But is asking for something in prayer what praying is all about? Is that the sole purpose of prayer? When you get together with someone you are close to, is it only for the purpose to ask for their help? I would say that your relationship with that person goes much deeper than that. What kind of relationship do you have with God? Do you only pray when you need help?

The Gospel today helps us to better understand the overarching goal of prayer. The first line states: “Jesus took Peter, John and James and went up the mountain to pray.” The mountain symbolizes transcendence. Jesus went to a place where he would not be interrupted. A place of silence. A place to engage in a very personal and spiritual encounter.

Where is your mountain, your place of silence where you can encounter God and the Saints?
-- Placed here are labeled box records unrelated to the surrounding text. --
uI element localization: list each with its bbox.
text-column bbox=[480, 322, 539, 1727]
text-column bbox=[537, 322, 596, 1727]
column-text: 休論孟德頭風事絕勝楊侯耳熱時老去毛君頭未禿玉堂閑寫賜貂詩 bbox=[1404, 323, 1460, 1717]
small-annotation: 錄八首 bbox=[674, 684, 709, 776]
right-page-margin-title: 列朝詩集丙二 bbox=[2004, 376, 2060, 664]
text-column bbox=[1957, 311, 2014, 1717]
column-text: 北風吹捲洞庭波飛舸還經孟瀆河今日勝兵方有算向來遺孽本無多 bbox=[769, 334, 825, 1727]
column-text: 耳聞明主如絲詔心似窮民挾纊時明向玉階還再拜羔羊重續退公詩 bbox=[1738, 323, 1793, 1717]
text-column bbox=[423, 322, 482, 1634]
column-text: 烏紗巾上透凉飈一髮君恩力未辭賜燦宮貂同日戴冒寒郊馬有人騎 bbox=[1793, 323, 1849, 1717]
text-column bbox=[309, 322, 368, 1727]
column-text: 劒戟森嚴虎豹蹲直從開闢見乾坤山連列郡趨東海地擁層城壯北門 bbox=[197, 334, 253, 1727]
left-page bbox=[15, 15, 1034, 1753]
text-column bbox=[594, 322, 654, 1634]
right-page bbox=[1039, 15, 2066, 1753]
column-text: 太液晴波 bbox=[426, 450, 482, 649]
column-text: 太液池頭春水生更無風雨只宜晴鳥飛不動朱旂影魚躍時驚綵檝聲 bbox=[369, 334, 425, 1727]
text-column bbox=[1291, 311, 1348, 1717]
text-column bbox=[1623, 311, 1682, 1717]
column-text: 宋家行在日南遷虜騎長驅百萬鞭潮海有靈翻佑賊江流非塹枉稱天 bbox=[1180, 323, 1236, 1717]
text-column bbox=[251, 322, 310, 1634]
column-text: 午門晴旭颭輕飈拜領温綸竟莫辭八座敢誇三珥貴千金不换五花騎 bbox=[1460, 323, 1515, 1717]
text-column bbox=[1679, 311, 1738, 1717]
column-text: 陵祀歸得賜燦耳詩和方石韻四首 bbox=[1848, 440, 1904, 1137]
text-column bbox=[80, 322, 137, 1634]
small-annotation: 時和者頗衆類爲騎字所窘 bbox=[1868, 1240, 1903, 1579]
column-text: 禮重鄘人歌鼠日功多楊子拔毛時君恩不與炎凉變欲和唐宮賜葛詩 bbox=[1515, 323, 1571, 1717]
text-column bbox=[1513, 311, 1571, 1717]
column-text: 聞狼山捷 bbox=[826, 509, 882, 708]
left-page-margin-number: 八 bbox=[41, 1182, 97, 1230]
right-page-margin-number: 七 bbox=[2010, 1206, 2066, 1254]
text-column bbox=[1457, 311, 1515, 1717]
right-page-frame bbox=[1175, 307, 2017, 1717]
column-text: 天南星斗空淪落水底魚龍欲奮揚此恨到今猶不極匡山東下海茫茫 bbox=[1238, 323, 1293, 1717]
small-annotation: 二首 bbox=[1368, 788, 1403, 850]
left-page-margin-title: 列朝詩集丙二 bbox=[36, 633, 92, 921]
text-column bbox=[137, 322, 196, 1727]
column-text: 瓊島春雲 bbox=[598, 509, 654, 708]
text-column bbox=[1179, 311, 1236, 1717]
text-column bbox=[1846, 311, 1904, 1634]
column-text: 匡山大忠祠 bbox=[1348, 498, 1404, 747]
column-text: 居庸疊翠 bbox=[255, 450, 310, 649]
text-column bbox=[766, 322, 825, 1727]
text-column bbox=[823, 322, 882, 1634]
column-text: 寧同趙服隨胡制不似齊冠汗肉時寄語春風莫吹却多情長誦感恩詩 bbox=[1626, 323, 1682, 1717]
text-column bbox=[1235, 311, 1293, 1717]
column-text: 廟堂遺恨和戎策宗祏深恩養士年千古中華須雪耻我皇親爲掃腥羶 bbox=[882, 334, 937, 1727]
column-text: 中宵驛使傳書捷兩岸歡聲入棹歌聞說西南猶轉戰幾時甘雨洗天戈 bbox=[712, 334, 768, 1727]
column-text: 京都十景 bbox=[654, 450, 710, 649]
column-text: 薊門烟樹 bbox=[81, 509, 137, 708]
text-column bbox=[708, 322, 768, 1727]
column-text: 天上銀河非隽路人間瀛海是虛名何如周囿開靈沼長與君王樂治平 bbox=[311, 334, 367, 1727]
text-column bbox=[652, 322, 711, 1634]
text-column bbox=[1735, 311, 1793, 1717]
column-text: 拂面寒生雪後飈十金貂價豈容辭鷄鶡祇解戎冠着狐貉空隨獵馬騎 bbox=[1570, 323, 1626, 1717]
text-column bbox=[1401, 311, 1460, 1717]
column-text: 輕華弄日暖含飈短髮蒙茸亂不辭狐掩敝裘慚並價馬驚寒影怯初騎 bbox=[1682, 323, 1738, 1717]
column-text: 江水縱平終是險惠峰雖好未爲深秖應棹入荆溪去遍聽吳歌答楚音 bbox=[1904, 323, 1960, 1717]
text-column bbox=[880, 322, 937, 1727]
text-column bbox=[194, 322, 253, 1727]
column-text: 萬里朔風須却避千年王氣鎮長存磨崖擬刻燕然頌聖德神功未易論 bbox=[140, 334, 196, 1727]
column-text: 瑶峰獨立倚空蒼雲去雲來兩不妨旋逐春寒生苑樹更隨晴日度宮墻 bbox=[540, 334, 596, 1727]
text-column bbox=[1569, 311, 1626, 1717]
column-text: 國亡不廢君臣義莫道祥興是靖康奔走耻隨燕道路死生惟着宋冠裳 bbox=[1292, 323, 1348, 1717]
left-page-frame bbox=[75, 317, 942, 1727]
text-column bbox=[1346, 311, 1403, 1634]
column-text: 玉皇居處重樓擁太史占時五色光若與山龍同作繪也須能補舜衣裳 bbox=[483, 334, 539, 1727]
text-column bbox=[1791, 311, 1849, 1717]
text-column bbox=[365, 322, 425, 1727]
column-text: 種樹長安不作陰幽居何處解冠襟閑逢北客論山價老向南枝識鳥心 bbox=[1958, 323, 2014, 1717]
We sometimes refer to this as our inner room, a place where we can step out of ourselves, to step out of the busyness of life and find a peaceful silence. We need this uninterrupted time in the day to make ourselves fully present to those we wish to converse with in heaven. I am sure many of us may question how to carve out more time in the day with our very busy schedules.

Thomas Merton reflected on prayer stating that: “If we really want prayer, we’ll have to give it time.” If we want something to truly be an important part of our lives, we must prioritize it. We must make it a part of our everyday lives. Relationships require commitment. If we want a deep personal relationship with God we need to make the time. Prayer is more than a conversation, it is communing, a sharing of our most intimate thoughts and feelings with God. It is when our souls are laid bare, nothing is left in the darkness. It is when everything about us is exposed to the light of God.

The second line of the Gospel states: “While he was praying his face changed in appearance and his clothing became dazzling white.” This tells us that Jesus had a breakthrough moment with the heavenly realm. He was communing with Moses and Elijah. The light of God’s presence radiated out of the whole of his being. This is when God the Father spoke to Peter, John, and James telling them: “This is my chosen Son, listen to him.” This message is meant for all of us. We need to foster a deep personal relationship with Christ.

The saints are a good example of how we can form this type of relationship with Christ. I am sure we have heard about a halo of light emanating from saints. The light of God radiates from them as they are all connected to the heavenly realm. What is their secret? They are rooted in prayer. That is where we start. We must begin our journey to a life rooted in prayer.
If you envision a tree that grows hundreds of feet tall. It needs strong roots to survive. The strong roots of the tree are its foundation. Without a strong root system the tree would fall over as it grows taller or if it was hit by a storm. The roots also provide the necessary nutrients through the soil that the tree needs to both grow and to eventually produce fruit.
Prayer is our spiritual roots. It grounds us to God who is the source of all life. Prayer is a vehicle of God’s grace which nourishes our soul. Without it we cannot grow stronger in our faith. It is the means by which we form a personal relationship with God and the Communion of Saints.
If any one of us live our lives not rooted in prayer, we are missing out on the experience to commune with our Lord and the Saints in a very intimate way. As Thomas Merton said, we need to make the time to pray. Lent is a time to transform ourselves. Lent is a time to get back to the spiritual basics. We need to focus on our spiritual health and strengthening our faith.

Jesus wants us to pray, so that we can also have this transcending relationship with him, God the Father, his Mother, and with all the Saints. We all come together as one body of Christ through prayer. We become a conduit of God’s love and grace for all to experience. What a beautiful world it would be with God’s light shining throughout all humanity.

During this Lent, let’s begin this journey to an intimate relationship with God through a lifelong journey of prayer. Let’s begin not just conversing with God but communing with Him and all the Saints. Let’s build a relationship with God through prayer that allows the light of Christ to shine through us and in turn help us to bring the light of Christ into the world.